The platform advances we are focused on today will help set us up as we move forward for sustainable long-term growth and ongoing market share gains. We are an independent buy-side platform that is well-positioned in the market with a fully self-service solution, industry-leading integrations across all channels, and a leading measurement offering. Let me now turn things over to our CFO, Larry Madden, to discuss our financials. Larry?
Thanks, Chris, and thank you everyone for joining us today. Before I begin, I'd like to remind everyone that we have posted a presentation to our investor relations website with supplemental financial information to accompany today's presentation. As Tim mentioned, we are pleased with the level of advertiser spend across our platform in Q3, especially considering the current state of the economy. Advertiser spend across our platform increased 19% in the quarter over the prior year period, reflecting continued market share gains. Both revenue and EBITDA were within our guidance for the quarter. This afternoon, I will be discussing some of the highlights of our Q3 performance, the key financial and operational drivers during the quarter, and our current expectations for Q4.

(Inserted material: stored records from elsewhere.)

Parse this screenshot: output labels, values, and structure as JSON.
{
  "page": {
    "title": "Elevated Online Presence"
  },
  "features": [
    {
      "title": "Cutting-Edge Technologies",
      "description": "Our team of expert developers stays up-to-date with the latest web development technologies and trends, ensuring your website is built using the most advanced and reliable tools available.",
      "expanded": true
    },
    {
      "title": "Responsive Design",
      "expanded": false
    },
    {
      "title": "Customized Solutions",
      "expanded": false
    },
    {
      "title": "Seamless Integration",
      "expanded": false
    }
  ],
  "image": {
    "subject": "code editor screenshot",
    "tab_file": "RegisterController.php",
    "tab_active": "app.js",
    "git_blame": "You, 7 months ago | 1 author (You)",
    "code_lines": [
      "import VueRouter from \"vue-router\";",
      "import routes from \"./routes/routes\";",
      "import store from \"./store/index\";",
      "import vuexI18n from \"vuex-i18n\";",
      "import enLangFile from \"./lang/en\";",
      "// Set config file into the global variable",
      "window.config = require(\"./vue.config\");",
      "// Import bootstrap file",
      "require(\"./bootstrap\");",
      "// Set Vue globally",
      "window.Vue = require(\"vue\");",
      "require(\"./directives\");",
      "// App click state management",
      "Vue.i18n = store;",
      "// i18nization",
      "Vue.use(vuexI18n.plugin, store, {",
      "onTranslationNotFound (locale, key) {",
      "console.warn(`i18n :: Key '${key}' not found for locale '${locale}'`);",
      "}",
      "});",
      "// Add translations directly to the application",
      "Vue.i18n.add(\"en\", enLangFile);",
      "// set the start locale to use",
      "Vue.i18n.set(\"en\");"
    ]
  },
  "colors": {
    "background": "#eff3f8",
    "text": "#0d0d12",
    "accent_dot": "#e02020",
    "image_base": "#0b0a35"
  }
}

In terms of top-line metrics for the third quarter, as I said, advertiser spend across our platform increased 19% over the prior year period and 1% over the prior quarter. On a year-to-date basis through September, advertiser spend has increased 30% from the prior year. In the third quarter, revenue was $48.8 million, a decrease of 4% versus the prior year and 5% versus the prior quarter. Contribution ex-TAC was $32.1 million, a decrease of 6% versus the prior year period and an increase of 1% over the prior quarter. As a reminder, revenue from our percent-of-spend pricing option is recorded after deducting traffic acquisition costs or TAC, whereas fixed price revenue is recorded before deducting TAC.
Therefore, as the percentage of spend pricing option continues to make up a larger part of our advertiser spend mix relative to the prior year period, we will have a near-term drag on our revenue and contribution ex-TAC growth rates. While the impact of this mix shift has negatively impacted revenue and contribution ex-TAC growth rates in 2022 relative to advertiser spend growth rates, we have seen such growth rates begin to converge over the last two quarters, and we expect that trend to continue to improve as we move forward and the impact of the mix shift becomes less significant. As we mentioned on our last earnings call, beginning mid Q2, some customers began reducing their normal spending levels due to the adverse macroeconomic environment. This trend continued throughout Q3 with year-over-year growth rates decelerating throughout the quarter.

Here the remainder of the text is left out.